European regulators have been urged to bring in more stringent checks on bankers' pay after an investigation suggested a number of institutions were "circumventing" new European Union rules.

The European Banking Authority (EBA) has called for the EU and the European Commission to introduce supervisors to ensure banks keep within the EU Capital Requirements Directive.
It noted that, across the bloc, 39 institutions were using “role-based” or “market value” allowances to pay their employees.
This is classified by banks as fixed remuneration but the EBA investigation found that “in most cases institutions had topped up the fixed remuneration of their staff and had introduced discretionary role-based allowances, which have an impact on the limit of the ratio between variable and fixed remuneration”.
From this year onwards, the EU has limited this at 100 per cent of the fixed component, or 200 per cent with shareholders approval.
According to the EBA, to be classified as fixed remuneration the allowances have to be:
* Permanent – maintained over a period tied to the specific role and organisational responsibilities for which they are granted;
* Pre-determined, in terms of conditions and amount;
* Non-discretionary, non-revocable and transparent to staff.
“Most” of the allowances that were subject to the EBA investigation did not fulfill these conditions, the watchdog said.
It added:
Institutions making use of such allowances should change their remuneration policies and reclassify the ratio between the fixed and the variable component so as to comply with EU legislative requirements.
Also, EU competent authorities that are aware of role-based allowances with the above characteristics being used in their jurisdictions are expected to take all the appropriate supervisory actions to reflect the findings of the EBA Opinion.
They should ensure that these are correctly classified as variable remuneration, so as to make certain that institutions are not circumventing the bonus cap and other requirements laid down in the EU Capital Requirements Directive.
Although it did not name any of the 39 institutions, London banks are squarely in the frame.
RBS, Barclays, HSBC, Standard Chartered, JPMorgan, Goldman Sachs and Deutsche Bank have all said they are among those paying allowances or planning to, and around 10,000 people working in the sector are expected to receive this form of payment.
EU authorities have until 31 December to use “all necessary supervisory measures” to ensure banks meet this criteria.
The EBA is currentlyreviewing its guidelines to remuneration policies and practices, which will be consulted upon by the end of 2014 and finalised by the first half of next year.
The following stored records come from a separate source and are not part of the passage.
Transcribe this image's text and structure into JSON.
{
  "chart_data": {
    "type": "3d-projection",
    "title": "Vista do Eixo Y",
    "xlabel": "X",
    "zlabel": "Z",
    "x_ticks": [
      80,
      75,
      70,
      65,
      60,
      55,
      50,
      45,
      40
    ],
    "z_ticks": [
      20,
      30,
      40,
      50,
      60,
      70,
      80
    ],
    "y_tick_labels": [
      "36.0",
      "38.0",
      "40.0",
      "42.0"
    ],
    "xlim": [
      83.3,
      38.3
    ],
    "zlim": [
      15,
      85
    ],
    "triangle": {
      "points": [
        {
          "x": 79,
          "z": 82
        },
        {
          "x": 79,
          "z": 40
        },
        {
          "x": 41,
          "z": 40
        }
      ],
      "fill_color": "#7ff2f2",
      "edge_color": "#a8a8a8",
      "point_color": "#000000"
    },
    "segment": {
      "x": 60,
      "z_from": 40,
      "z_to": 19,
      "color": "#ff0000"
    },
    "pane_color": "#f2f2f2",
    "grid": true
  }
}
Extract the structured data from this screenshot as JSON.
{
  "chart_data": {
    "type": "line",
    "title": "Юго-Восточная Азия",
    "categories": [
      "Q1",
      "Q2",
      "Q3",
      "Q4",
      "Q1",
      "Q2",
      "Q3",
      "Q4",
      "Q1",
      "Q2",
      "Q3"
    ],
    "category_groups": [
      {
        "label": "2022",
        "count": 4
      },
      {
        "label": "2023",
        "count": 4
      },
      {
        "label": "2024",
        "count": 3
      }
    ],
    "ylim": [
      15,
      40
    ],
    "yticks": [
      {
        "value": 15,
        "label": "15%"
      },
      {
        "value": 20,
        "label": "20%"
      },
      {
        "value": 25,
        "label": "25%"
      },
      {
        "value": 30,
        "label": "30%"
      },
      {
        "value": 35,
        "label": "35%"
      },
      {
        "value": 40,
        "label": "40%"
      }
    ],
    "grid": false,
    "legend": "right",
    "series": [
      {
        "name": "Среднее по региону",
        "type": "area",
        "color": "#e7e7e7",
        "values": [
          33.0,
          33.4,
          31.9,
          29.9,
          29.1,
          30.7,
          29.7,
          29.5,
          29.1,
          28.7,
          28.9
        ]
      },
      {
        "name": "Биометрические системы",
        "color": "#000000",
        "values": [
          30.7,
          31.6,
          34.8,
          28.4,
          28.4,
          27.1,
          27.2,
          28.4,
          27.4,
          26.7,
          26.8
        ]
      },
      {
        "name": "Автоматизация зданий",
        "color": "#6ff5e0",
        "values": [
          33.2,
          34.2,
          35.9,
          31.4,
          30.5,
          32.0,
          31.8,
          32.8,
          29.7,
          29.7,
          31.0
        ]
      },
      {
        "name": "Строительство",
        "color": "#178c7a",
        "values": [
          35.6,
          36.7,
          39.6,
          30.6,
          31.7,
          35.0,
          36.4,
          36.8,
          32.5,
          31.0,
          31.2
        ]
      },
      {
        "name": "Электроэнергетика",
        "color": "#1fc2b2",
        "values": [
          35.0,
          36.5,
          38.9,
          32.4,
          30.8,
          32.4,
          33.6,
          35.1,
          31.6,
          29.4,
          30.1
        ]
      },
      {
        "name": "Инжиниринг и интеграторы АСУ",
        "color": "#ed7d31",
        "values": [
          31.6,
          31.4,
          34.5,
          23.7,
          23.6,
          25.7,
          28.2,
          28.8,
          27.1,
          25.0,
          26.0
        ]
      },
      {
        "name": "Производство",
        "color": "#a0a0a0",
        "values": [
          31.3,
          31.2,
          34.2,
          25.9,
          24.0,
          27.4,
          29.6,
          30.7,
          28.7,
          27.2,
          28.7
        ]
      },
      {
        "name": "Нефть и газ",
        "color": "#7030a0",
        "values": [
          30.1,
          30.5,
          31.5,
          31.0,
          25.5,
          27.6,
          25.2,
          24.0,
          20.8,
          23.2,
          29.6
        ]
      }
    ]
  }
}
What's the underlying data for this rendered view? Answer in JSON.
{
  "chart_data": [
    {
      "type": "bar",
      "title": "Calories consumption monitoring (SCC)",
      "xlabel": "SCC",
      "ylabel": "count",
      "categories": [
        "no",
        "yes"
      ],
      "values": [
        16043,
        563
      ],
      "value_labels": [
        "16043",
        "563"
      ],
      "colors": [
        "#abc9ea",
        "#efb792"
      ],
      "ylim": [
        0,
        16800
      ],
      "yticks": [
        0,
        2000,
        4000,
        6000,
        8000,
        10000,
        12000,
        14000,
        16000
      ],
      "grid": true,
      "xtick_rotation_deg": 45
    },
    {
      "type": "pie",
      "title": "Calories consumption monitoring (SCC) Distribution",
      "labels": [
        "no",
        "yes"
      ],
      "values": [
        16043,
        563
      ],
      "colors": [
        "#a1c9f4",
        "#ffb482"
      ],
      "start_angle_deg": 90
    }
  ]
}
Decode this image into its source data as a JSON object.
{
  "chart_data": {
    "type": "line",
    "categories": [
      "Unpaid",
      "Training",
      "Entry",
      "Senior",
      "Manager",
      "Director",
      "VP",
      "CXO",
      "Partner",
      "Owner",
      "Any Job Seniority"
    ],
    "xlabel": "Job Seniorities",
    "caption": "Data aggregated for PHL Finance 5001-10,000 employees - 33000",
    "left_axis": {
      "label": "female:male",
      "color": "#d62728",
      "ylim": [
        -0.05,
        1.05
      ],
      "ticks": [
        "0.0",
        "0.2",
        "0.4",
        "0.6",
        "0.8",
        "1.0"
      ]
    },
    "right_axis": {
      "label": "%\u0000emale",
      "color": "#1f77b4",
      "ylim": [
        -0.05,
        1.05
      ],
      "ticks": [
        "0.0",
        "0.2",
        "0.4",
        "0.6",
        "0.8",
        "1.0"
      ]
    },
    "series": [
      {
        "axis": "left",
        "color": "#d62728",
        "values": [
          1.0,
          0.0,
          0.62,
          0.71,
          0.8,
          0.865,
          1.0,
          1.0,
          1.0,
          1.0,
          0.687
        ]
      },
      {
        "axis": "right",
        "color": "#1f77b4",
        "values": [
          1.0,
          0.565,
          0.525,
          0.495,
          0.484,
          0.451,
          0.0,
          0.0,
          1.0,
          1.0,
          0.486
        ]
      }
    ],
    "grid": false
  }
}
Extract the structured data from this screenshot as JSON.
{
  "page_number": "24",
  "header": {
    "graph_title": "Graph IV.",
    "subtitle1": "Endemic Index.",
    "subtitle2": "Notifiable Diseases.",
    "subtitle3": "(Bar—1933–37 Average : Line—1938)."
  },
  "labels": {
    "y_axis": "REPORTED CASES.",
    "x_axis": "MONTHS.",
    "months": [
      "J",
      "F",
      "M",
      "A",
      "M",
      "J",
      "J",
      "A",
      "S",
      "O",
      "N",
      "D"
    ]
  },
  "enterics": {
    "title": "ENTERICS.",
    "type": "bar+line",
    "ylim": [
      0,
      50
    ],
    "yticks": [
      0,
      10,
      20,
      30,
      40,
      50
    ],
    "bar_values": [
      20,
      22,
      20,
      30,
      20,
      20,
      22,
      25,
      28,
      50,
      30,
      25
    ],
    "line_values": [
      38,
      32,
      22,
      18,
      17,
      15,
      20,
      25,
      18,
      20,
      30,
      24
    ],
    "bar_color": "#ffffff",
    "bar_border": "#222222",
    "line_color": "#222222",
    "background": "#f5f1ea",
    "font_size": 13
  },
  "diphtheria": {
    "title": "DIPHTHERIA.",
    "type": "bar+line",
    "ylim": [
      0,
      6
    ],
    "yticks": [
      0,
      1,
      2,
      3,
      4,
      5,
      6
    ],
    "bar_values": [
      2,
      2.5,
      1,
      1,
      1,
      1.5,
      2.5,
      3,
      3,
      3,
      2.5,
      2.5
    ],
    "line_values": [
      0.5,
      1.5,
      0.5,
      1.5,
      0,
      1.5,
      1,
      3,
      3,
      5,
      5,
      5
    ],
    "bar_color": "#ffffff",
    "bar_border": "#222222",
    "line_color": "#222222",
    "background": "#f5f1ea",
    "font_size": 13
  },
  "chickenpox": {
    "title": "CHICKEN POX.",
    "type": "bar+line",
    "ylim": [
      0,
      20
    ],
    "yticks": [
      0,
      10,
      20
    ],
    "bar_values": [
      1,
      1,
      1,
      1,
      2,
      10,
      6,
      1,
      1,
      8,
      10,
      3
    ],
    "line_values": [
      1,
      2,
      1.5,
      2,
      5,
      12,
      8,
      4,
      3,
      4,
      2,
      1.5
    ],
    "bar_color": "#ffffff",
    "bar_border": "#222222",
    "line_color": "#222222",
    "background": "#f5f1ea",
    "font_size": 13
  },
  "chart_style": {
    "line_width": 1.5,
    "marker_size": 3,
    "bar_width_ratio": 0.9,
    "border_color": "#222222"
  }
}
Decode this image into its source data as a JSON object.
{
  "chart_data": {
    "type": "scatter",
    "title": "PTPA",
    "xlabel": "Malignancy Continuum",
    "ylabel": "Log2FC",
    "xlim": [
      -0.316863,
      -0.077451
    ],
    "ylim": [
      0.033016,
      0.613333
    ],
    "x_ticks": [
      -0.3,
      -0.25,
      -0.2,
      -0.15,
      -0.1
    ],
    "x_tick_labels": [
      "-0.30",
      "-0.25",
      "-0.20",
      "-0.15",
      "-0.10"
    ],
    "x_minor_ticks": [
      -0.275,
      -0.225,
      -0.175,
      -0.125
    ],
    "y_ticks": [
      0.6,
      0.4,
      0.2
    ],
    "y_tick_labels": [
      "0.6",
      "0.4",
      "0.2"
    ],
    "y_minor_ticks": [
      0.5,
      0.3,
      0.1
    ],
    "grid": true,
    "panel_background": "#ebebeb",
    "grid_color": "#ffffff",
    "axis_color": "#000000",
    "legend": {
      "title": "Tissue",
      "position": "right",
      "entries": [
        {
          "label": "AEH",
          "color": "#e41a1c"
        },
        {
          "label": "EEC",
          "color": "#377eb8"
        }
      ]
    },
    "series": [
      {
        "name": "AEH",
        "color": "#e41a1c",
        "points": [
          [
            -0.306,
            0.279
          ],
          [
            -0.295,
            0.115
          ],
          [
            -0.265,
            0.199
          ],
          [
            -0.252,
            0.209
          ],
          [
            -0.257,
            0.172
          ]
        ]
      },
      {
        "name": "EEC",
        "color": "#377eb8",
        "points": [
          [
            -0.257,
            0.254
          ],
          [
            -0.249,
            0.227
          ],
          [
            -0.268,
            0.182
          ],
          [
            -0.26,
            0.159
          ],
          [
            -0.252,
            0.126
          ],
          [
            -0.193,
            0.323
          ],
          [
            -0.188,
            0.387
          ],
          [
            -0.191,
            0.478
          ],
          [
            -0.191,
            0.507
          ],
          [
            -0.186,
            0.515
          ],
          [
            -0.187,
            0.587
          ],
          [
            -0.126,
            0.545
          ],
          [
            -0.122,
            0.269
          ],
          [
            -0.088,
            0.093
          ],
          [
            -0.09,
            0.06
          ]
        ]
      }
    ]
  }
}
Nicholas Stretch, a partner with law firm CMS, said the toughened stance was "not as bad as it could have been".

He explained: “The EBA has not shut the door completely on role-based allowances, saying that they can be used to form part of fixed pay with appropriate conditions.

"No doubt PRA confirmation will be needed that allowance arrangements are compliant. If they’re not it will be a real challenge to work out what has to happen to arrangements which have already been put into place and already paid.”